One of the most interesting things about working in enterprise SEO is having a never-ending menu of opportunities. The strategies and tactics are the same, but with the scale of enterprise SEO your processes may need to change.
You have a lot more freedom to choose what you think is important and what will have the most impact. With the scale of enterprise sites, sometimes small changes across many pages can have a huge impact.
Many companies break out projects or teams around some of the core principles of SEO, content, links, and technical SEO.
Working with content/assets
Building and creating links
Technical SEO
Working with content/assets
There’s a misconception that big, high-DR websites can rank for any keyword. The reality is that many enterprise websites get a lot of their overall traffic from branded searches, and they may not rank well for unbranded terms. For example, apple.com has a DR of 97, making it one of the strongest websites in our index. Most of their traffic comes from branded terms, and you might find it surprising that they don’t rank for terms like “smartphone.” In fact, according to Ahrefs’ Site Explorer, over 41 million US organic visits come from branded keywords. That’s over half of their estimated US organic traffic.
The workload like this whatsapp number list allows both the vendor and the affiliate to focus on. Clicks are the number of clicks coming to your website’s URL from organic search results.
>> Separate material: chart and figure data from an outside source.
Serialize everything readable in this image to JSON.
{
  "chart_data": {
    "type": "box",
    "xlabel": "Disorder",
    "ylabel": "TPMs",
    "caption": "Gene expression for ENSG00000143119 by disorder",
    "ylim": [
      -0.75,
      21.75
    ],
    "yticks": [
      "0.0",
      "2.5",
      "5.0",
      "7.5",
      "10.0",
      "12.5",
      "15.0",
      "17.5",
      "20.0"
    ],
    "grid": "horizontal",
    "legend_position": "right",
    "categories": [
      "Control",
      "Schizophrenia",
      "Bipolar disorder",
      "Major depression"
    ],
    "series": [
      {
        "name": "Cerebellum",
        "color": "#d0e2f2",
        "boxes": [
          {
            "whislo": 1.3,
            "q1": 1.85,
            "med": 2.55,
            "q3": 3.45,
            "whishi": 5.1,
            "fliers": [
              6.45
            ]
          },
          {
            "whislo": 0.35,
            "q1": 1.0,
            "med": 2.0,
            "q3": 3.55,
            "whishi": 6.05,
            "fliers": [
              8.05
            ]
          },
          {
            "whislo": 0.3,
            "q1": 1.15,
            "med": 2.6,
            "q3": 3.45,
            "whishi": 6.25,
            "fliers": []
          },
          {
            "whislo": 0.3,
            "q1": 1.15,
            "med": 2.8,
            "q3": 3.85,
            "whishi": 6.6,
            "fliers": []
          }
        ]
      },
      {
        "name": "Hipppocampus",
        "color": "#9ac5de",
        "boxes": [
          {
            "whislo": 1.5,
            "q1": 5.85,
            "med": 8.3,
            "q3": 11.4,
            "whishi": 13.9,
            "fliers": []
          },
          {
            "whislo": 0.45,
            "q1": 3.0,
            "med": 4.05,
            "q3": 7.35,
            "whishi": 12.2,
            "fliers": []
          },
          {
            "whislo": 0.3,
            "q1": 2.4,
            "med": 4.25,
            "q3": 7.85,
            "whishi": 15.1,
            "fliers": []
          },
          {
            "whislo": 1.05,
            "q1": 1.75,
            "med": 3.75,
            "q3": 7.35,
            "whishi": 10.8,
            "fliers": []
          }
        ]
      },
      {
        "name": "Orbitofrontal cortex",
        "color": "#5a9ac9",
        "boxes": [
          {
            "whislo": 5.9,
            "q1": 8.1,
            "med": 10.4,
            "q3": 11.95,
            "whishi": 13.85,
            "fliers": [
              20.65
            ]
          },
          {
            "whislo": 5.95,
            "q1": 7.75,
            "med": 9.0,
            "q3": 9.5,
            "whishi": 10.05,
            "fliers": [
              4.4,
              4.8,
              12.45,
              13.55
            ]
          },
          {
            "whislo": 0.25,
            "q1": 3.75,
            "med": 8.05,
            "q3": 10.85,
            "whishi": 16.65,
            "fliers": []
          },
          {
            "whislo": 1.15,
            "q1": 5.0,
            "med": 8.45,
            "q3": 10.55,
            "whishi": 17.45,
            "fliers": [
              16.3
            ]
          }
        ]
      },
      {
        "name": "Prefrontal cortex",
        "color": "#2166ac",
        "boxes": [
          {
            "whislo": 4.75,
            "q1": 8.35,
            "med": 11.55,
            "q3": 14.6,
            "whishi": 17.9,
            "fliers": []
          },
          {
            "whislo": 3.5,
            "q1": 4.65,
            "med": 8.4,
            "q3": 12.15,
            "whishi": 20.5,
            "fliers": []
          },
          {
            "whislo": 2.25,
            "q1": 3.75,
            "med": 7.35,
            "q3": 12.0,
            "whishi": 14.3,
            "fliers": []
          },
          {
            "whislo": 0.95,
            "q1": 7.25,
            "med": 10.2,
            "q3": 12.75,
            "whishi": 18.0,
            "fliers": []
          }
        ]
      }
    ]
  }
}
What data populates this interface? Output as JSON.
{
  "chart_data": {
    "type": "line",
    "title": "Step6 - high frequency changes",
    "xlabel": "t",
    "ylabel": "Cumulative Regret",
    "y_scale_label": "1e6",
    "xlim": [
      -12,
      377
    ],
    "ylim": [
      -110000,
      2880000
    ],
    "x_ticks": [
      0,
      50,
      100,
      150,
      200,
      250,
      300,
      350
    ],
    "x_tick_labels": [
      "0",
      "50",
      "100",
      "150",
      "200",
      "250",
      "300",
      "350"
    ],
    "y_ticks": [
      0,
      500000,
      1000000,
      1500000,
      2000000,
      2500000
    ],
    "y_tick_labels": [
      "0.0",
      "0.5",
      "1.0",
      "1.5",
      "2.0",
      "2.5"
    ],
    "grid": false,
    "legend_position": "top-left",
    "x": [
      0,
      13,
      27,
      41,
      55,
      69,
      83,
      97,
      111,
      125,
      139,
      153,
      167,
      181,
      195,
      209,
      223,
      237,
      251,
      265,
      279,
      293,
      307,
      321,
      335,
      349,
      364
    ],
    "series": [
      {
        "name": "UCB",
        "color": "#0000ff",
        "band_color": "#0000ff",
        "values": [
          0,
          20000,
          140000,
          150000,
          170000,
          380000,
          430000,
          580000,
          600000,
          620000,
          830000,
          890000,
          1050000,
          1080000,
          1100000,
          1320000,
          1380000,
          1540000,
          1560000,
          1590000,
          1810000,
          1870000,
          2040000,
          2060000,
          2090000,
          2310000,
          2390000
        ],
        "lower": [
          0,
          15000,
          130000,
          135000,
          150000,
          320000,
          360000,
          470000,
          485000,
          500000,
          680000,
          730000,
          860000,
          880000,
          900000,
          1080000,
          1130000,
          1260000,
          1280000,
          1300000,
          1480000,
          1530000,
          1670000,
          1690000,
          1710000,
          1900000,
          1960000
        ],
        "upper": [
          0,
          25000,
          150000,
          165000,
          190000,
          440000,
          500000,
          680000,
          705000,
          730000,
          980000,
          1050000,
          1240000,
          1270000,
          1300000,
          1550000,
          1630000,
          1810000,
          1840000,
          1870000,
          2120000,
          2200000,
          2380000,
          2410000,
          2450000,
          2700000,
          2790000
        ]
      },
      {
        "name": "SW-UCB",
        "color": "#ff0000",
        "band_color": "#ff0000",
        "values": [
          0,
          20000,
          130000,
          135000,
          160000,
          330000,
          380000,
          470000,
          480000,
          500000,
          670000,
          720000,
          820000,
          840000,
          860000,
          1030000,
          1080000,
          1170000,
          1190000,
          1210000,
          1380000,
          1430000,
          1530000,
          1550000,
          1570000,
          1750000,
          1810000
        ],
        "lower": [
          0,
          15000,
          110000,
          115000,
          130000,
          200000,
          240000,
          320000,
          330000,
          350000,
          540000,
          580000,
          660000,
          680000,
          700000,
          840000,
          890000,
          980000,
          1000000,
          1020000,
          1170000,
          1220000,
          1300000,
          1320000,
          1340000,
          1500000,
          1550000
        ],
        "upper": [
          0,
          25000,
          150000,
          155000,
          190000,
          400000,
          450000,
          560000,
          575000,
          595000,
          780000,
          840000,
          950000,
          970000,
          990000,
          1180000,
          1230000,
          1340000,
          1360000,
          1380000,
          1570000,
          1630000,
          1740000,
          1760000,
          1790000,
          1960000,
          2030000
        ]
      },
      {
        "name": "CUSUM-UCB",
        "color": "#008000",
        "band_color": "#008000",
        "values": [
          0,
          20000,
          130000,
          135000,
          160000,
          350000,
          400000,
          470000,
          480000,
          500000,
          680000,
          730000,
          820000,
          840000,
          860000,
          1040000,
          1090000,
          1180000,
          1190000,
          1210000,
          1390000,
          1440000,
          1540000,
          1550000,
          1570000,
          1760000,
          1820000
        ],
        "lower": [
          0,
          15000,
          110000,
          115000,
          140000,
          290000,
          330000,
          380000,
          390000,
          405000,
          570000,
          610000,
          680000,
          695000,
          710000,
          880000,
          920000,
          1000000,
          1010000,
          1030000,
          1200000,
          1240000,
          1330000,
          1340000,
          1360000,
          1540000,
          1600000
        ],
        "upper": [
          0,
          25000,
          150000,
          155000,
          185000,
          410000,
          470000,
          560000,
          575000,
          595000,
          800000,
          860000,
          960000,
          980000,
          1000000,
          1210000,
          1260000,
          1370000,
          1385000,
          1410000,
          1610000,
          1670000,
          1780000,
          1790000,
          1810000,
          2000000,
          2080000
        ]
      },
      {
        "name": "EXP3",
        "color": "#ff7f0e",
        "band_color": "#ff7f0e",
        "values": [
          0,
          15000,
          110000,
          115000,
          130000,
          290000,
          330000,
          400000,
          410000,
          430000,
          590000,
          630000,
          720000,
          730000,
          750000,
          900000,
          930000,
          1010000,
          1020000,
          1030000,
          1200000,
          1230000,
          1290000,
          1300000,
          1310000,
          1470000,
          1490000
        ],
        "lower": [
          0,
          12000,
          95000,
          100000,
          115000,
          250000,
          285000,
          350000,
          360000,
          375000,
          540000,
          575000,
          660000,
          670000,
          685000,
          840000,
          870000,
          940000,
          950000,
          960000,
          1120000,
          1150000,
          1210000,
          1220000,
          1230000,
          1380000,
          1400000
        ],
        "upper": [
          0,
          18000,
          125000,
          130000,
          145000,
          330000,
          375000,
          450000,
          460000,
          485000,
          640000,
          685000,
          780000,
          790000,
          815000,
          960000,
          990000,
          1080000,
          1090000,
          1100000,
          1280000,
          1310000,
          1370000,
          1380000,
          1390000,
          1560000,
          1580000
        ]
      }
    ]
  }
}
I’m not saying branded traffic is bad because it’s not. It’s high-quality and converts well, and there are likely many unbranded opportunities for these sites. But they still have to put in the work and do things right just like anyone else if they want to be successful.
Sales for most enterprise companies are longer funnel. Still, many companies want to skip top-of-the-funnel and informational content and focus more on the end of funnel traffic that converts. In doing so, they narrow their pipeline and give their competitors opportunities to be seen as experts and help people instead of them. Likewise, many companies neglect users after the sale. This leads to missed opportunities in advocacy and also upselling/cross-selling.